Michael T. Lacey is a brilliant mathematician, who’s love for math started at a very young age. He was born September 26,1959. He studied at the University of Illinois, and the University of Georgia Institute of Technology.
His field of expertise is pure mathematics for harmonic analysis and probability. He got his PH.D from the University of Illinois in Urbana-Champaign in 1987. He joined the University of Illinois in 1997 and continues to teach mathematics there.
His time at the University of Illinois brought him an extensive range of knowledge and growth. He was under the teachings of Walter Phillips who directed him to being the finest and most helpful of mathematicians. He and Walter worked on their proof of the theory of central limit theorem, while Lacey studied at UNC. Learn more about Michael Lacey: https://mathalliance.org/mentor/michael-lacey/ and http://nyjm.albany.edu/j/2017/23-8.html
He transferred to UNC (The University of North Carolina at Chapel Hill) for his first postdoctoral position. He was offered another postdoctoral position at the University of Louisiana State, which helped him further his extensive knowledge as becoming a great mathematician. Most of his studies and teaching involved probability, ergodic theory, and harmonic analysis.
At the University of Georgia, he actually received several academic awards for his achievements including the Guggenheim and the Simons Foundations with the joint work of Xiaochun Li. In 1996, he became a Professor of Mathematics at this University.
He was the director in training and received numerous awards for training and development. He supported graduates, undergraduates, and postdocs in their studies. Read more: Michael Lacey | Wikipedia and Michael Lacey | GAtech
He also mentored PH.D students who went on to have outstanding academic and industrial jobs with success. He now offers mentoring for his special skills in harmonic analysis and probability for those attending the University of Georgia.
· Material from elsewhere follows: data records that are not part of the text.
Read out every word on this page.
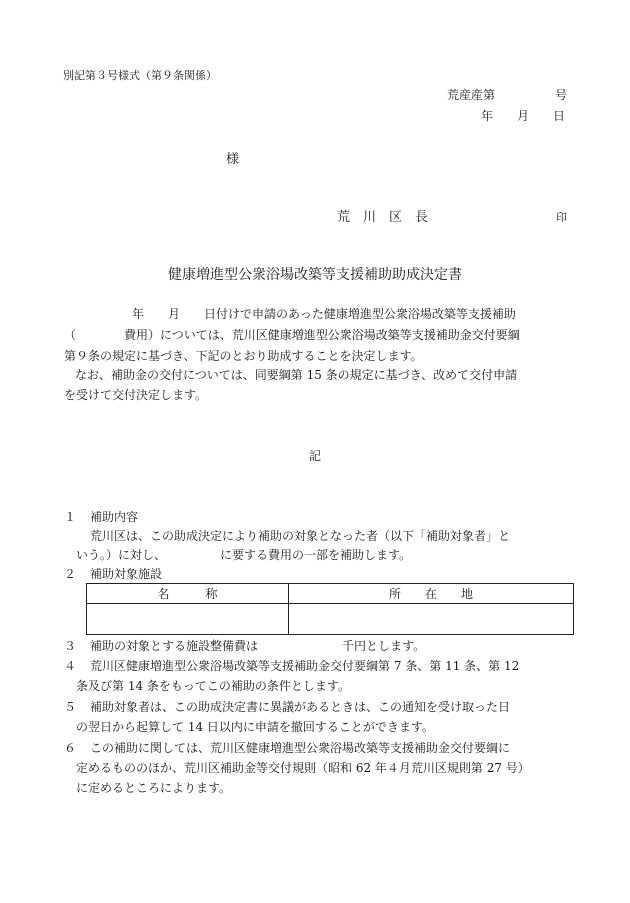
別記第３号様式（第９条関係）
荒産産第　　　　　号
年　　月　　日
様
荒　川　区　長	印
健康増進型公衆浴場改築等支援補助助成決定書
年　　月　　日付けで申請のあった健康増進型公衆浴場改築等支援補助
（　　　　費用）については、荒川区健康増進型公衆浴場改築等支援補助金交付要綱
第９条の規定に基づき、下記のとおり助成することを決定します。
なお、補助金の交付については、同要綱第 15 条の規定に基づき、改めて交付申請
を受けて交付決定します。
記
１ 補助内容
荒川区は、この助成決定により補助の対象となった者（以下「補助対象者」と
いう。）に対し、　　　　　に要する費用の一部を補助します。
２ 補助対象施設
名　　　称	所　　在　　地

３ 補助の対象とする施設整備費は　　　　　　　千円とします。
４ 荒川区健康増進型公衆浴場改築等支援補助金交付要綱第 7 条、第 11 条、第 12
条及び第 14 条をもってこの補助の条件とします。
５ 補助対象者は、この助成決定書に異議があるときは、この通知を受け取った日
の翌日から起算して 14 日以内に申請を撤回することができます。
６ この補助に関しては、荒川区健康増進型公衆浴場改築等支援補助金交付要綱に
定めるもののほか、荒川区補助金等交付規則（昭和 62 年４月荒川区規則第 27 号）
に定めるところによります。
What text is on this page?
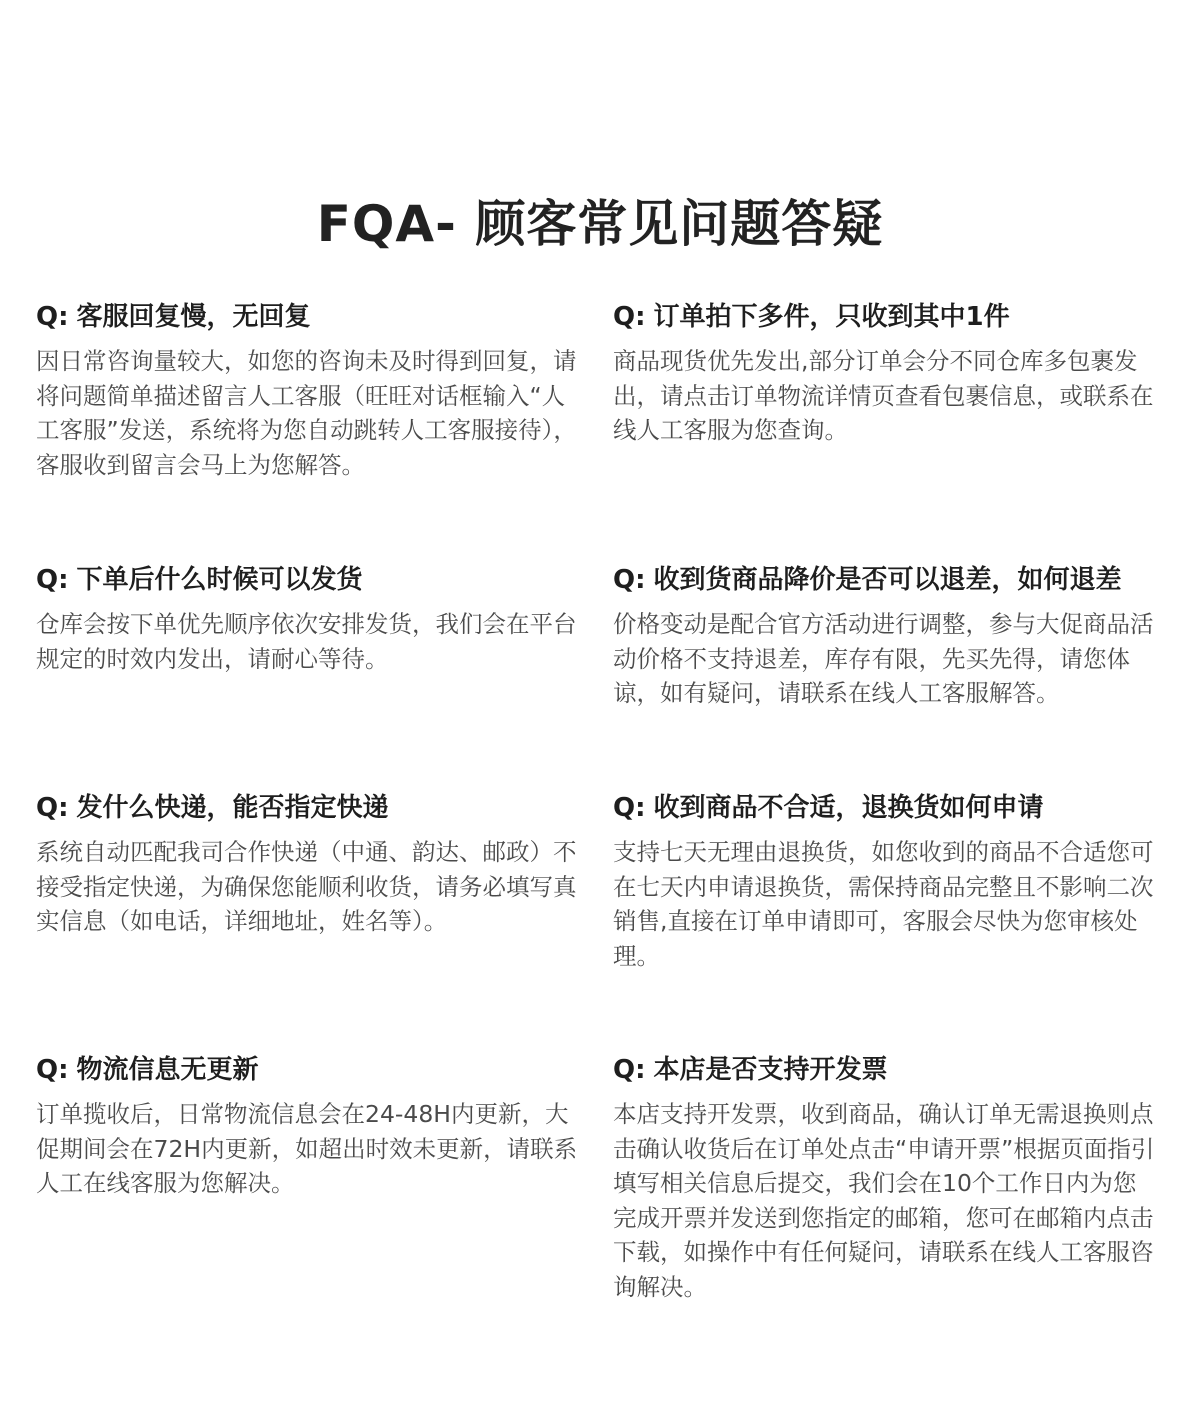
FQA- 顾客常见问题答疑

Q: 客服回复慢，无回复

因日常咨询量较大，如您的咨询未及时得到回复，请将问题简单描述留言人工客服（旺旺对话框输入“人工客服”发送，系统将为您自动跳转人工客服接待），客服收到留言会马上为您解答。

Q: 订单拍下多件，只收到其中1件

商品现货优先发出,部分订单会分不同仓库多包裹发出，请点击订单物流详情页查看包裹信息，或联系在线人工客服为您查询。

Q: 下单后什么时候可以发货

仓库会按下单优先顺序依次安排发货，我们会在平台规定的时效内发出，请耐心等待。

Q: 收到货商品降价是否可以退差，如何退差

价格变动是配合官方活动进行调整，参与大促商品活动价格不支持退差，库存有限，先买先得，请您体谅，如有疑问，请联系在线人工客服解答。

Q: 发什么快递，能否指定快递

系统自动匹配我司合作快递（中通、韵达、邮政）不接受指定快递，为确保您能顺利收货，请务必填写真实信息（如电话，详细地址，姓名等）。

Q: 收到商品不合适，退换货如何申请

支持七天无理由退换货，如您收到的商品不合适您可在七天内申请退换货，需保持商品完整且不影响二次销售,直接在订单申请即可，客服会尽快为您审核处理。

Q: 物流信息无更新

订单揽收后，日常物流信息会在24-48H内更新，大促期间会在72H内更新，如超出时效未更新，请联系人工在线客服为您解决。

Q: 本店是否支持开发票

本店支持开发票，收到商品，确认订单无需退换则点击确认收货后在订单处点击“申请开票”根据页面指引填写相关信息后提交，我们会在10个工作日内为您完成开票并发送到您指定的邮箱，您可在邮箱内点击下载，如操作中有任何疑问，请联系在线人工客服咨询解决。
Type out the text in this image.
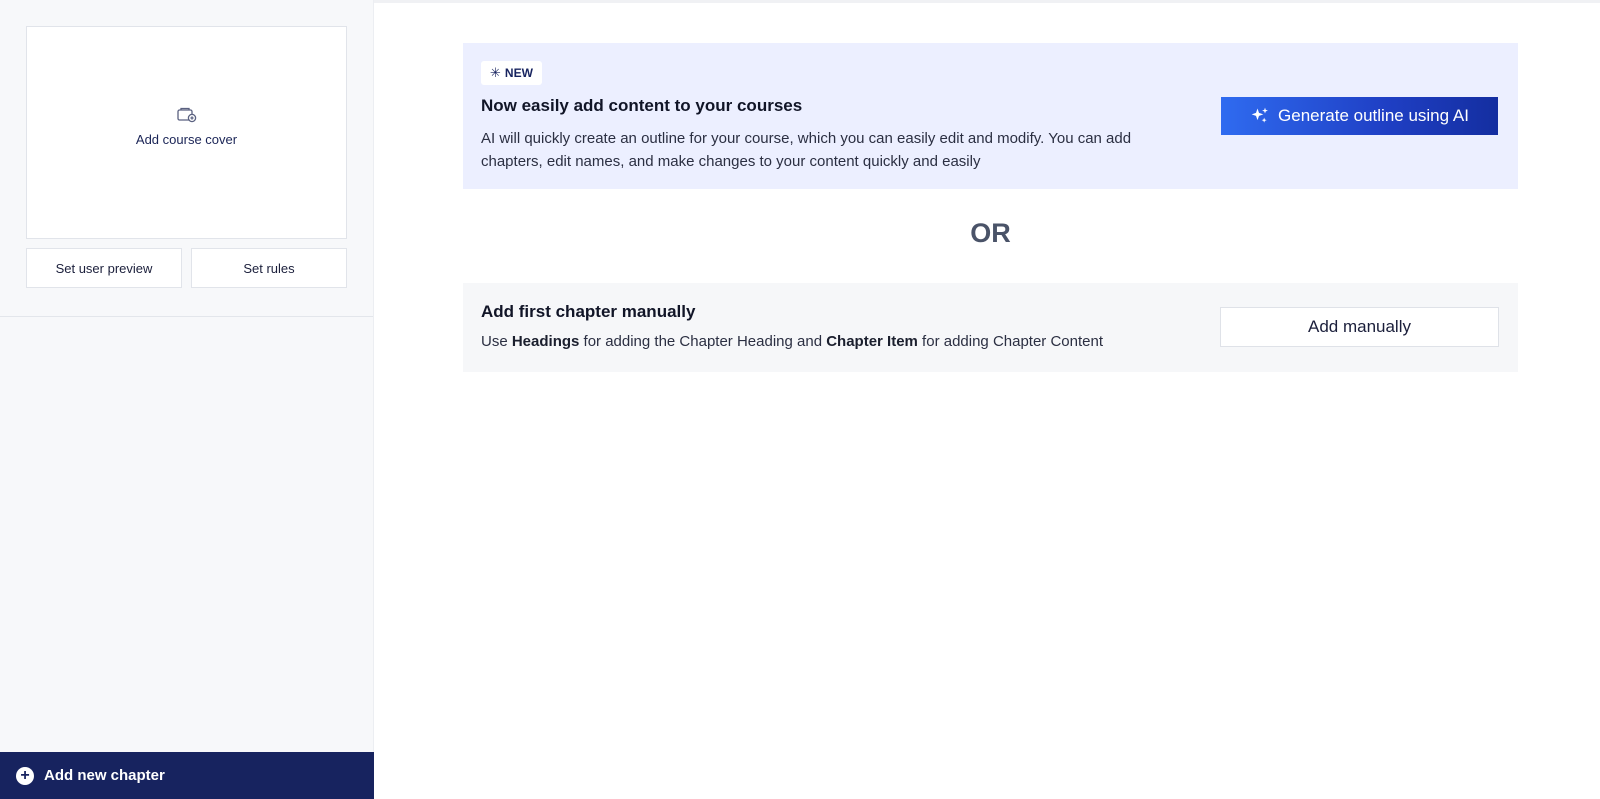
Add course cover
Set user preview	Set rules
+ Add new chapter
✳ NEW
Now easily add content to your courses

AI will quickly create an outline for your course, which you can easily edit and modify. You can add chapters, edit names, and make changes to your content quickly and easily

Generate outline using AI
OR
Add first chapter manually

Use Headings for adding the Chapter Heading and Chapter Item for adding Chapter Content

Add manually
Some of the other achievements and awards he received were a National Science Foundation Postdoctoral Fellowship when he held a position at the Indiana University from 1989 to 1996 before transferring to the university of Georgia.
He also studied the Bilinear Hilbert transform. Lacey received the Salem Prize when he and Christoph Thiele solved the Bilinear Hilbert transform in 1996 . Finally in 2012, he received an award and became a fellow member of the American Mathematical Society.
The overall range of study and expertise gained by Lacey has made him a world renowned mathematician with a wealth of knowledge and the ability to connect and facilitate growth in others. He has achieved great success and uses his abilities to help others reach their heights beyond what is ordinary to most people.